Eingebunden in die kulturelle Vielfalt der 1920er Jahre erreichte der Tanz eine nie zuvor gekannte Popularität. Dabei gab der Tanz alles andere als ein einheitliches Bild ab. Eine Vielzahl von Tänzerpersönlichkeiten und Tanzstilen konzentrierte sich in den großen Städten - Berlin, Dresden, Hamburg und Essen – und buhlte Abend für Abend erfolgreich um die Aufmerksamkeit von Zuschauern und Kritikern. Und die Suche nach neuen Formen und Definitionen des Tanzes ging weiter – auf der Bühne wie auch jenseits davon: in Diskussionen, Tanz-Kongressen, Tagungen und Vorträgen.

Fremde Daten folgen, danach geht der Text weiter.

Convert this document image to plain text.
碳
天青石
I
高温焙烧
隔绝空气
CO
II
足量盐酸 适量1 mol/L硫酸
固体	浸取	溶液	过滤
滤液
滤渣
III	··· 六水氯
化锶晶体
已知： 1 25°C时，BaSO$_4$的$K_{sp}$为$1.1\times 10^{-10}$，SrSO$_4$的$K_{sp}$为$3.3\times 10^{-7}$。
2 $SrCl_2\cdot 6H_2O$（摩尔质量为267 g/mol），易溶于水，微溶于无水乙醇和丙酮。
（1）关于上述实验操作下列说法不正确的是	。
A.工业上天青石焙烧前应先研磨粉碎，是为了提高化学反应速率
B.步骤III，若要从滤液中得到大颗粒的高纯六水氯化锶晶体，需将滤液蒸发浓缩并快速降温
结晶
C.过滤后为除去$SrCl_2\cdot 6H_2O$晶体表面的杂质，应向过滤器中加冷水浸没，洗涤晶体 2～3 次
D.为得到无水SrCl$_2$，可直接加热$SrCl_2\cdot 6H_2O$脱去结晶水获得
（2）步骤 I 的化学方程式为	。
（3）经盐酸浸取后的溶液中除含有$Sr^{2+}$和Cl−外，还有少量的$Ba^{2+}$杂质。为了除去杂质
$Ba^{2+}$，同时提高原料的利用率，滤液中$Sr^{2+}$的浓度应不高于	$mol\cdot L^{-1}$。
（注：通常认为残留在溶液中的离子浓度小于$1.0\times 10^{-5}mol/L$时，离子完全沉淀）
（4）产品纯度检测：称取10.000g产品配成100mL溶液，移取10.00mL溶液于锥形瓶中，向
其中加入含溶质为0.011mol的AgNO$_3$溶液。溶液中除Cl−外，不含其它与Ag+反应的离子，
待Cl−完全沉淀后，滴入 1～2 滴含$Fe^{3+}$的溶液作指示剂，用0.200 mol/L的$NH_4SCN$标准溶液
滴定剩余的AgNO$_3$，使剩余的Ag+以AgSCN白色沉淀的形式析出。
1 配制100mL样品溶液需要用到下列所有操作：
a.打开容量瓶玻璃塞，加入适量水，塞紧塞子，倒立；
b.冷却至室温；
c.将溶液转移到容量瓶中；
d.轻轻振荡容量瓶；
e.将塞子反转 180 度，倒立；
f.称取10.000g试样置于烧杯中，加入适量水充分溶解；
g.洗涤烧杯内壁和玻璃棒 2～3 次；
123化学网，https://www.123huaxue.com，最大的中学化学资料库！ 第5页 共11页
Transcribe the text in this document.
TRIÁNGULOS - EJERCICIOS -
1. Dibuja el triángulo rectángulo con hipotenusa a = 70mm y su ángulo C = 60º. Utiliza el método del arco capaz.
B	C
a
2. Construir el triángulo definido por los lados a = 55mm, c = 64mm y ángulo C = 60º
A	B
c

Mal sollte der Tanz – wie bei Kurt Jooss Kunstwerk, frei von jeglichem ideologischen Ballast oder – wie bei Rudolf von Laban – Magie der Bewegung, die das Reich der Schönheit und Harmonie erschließt. Für Mary Wigman, so veranschaulicht es  diese Zeichnung von Max Lecher, war der Tanz in den 1920ern Ausdruck des subjektiven Weltverständnisses jedes Einzelnen und darin Ausdruck der Zeit.

Doch welcher stilistischen und weltanschaulichen Richtung man als Tänzer und Choreograph in jener Zeit auch angehörte: Tanz war immer „gelebte Utopie“.